Since the onset of the COVID-19 crisis, Mexico experienced one of the most significant drops in employment in the entire OECD. By mid-2020, its employment rate was 61.6 percent, 12 percent below its 2019 average. During the same period, the OECD average employment rate fell 5 percent. The organization mentions that the situation in Mexico is different. In 2020, Mexico had to make the difficult decision to reduce the budget for both labor market services and employment activation policies to redirect spending to high-priority issues and face the health crisis caused by COVID-19.

In February 2020, just before the onset of the pandemic, the seasonally adjusted unemployment rate in Mexico was 3.6 percent. By June of last year, at the peak of the crisis, it jumped to 5.5 percent. By May 2021, the rate stood at 4.2 percent, and projections suggest that in 4Q2022 it will remain 0.5 points higher than before the pandemic.

Countries responded quickly to the COVID-19 crisis by adjusting and strengthening public employment services and active employment policies. Mexico was the only country without a universal job retention scheme. As such, unemployment led to one of the highest drops in household income within the OECD. Between the last quarter of 2019 and the second quarter of 2020, in the absence of a comprehensive safety net, gross disposable income fell by almost 11 percent in Mexico, one of the most significant declines observed in the OECD.

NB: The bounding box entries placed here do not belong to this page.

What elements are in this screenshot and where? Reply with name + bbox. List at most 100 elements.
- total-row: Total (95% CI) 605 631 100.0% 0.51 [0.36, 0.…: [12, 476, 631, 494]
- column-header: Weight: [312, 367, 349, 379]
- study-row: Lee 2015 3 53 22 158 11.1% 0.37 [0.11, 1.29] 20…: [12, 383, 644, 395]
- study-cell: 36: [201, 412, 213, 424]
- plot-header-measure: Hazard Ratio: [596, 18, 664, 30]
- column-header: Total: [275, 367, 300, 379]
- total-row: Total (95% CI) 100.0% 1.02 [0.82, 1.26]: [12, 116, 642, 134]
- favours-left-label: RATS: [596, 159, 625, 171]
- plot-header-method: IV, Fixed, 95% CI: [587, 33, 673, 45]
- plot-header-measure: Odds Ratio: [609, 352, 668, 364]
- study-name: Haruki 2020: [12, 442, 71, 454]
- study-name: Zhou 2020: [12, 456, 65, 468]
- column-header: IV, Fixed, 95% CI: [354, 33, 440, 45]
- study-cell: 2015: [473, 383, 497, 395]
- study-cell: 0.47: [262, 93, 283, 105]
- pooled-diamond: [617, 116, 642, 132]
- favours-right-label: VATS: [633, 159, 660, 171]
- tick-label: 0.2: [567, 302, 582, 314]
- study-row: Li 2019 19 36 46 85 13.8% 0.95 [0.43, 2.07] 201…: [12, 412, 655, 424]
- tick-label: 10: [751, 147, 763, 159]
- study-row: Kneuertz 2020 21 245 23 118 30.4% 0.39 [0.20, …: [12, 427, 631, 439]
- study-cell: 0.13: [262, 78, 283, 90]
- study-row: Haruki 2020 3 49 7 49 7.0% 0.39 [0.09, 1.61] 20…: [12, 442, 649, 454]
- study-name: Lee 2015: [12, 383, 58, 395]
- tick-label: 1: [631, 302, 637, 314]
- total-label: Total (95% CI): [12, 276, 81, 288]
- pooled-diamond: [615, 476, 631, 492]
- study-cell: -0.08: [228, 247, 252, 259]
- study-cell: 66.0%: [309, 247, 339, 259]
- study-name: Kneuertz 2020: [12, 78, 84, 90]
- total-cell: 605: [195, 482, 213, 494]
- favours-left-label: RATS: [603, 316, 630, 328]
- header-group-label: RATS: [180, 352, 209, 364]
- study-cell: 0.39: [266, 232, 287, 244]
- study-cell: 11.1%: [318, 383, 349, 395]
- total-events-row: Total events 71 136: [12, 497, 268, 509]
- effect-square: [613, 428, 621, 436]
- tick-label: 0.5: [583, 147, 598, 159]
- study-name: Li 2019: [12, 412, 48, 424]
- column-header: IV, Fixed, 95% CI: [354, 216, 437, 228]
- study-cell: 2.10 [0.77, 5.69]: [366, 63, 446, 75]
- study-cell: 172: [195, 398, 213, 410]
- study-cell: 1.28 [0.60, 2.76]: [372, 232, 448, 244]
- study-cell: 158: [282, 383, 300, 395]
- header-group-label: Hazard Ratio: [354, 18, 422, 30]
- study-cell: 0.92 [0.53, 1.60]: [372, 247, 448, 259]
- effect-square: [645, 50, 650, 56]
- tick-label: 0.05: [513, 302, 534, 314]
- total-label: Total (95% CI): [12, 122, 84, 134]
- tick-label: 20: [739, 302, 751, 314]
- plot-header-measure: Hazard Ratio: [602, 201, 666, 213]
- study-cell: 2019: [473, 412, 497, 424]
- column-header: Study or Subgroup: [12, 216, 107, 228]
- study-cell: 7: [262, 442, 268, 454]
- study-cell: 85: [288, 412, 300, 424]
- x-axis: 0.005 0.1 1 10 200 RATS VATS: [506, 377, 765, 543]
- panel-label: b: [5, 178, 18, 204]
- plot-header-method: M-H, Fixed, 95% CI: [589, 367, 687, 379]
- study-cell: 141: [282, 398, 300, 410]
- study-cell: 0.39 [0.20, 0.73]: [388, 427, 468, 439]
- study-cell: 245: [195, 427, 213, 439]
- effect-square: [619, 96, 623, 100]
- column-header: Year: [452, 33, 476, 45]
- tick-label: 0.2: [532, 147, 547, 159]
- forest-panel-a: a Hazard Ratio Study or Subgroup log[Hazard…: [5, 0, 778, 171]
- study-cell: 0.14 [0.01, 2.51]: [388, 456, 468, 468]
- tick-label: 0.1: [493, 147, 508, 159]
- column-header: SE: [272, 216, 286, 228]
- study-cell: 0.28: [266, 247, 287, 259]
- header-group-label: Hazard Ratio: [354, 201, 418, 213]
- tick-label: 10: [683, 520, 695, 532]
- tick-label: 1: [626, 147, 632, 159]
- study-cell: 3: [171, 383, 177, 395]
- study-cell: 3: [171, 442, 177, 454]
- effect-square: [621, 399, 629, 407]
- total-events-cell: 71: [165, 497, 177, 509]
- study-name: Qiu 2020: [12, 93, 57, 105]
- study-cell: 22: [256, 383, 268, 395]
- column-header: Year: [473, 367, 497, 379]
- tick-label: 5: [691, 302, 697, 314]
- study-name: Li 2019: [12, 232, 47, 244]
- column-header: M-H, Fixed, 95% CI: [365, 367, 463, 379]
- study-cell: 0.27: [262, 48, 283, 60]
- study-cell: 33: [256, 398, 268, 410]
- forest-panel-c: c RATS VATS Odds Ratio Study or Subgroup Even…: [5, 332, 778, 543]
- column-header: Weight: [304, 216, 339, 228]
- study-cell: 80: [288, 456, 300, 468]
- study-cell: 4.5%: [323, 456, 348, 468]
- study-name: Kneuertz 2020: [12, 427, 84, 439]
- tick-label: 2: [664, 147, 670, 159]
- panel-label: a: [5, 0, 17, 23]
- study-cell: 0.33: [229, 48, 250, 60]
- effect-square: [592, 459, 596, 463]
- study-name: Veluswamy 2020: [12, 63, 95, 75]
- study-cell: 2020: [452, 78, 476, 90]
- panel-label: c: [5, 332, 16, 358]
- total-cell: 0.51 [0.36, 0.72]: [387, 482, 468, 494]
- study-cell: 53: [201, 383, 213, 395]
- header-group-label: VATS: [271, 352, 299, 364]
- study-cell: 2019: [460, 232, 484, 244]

While in many countries in the EU lost work hours are often explained by reductions in hours worked by people who remained employed, in Mexico this adjustment was mainly channeled through unemployment, which accounted for more than half of the hours not worked in 2020. The initial impact of the pandemic in Mexico caused a drastic reduction in total hours worked (38 percent between January and April 2020).

After a gradual recovery, the second wave of infections generated another, more limited, drop in early 2021. According to the most recent statistics available, hours worked in Mexico in March 2021 were still almost 10 percent lower than before the crisis. 

The effect was particularly dramatic among young Mexicans. In the second quarter of 2020, for example, the decline in hours worked by age group 15-24 was 85 percent, explained by unemployment. In contrast, less than half of the decrease in hours worked by the 25+ population was attributed to unemployment during the same period, likely due to young workers having less stable contracts and in sectors more affected by the COVID-19 crisis.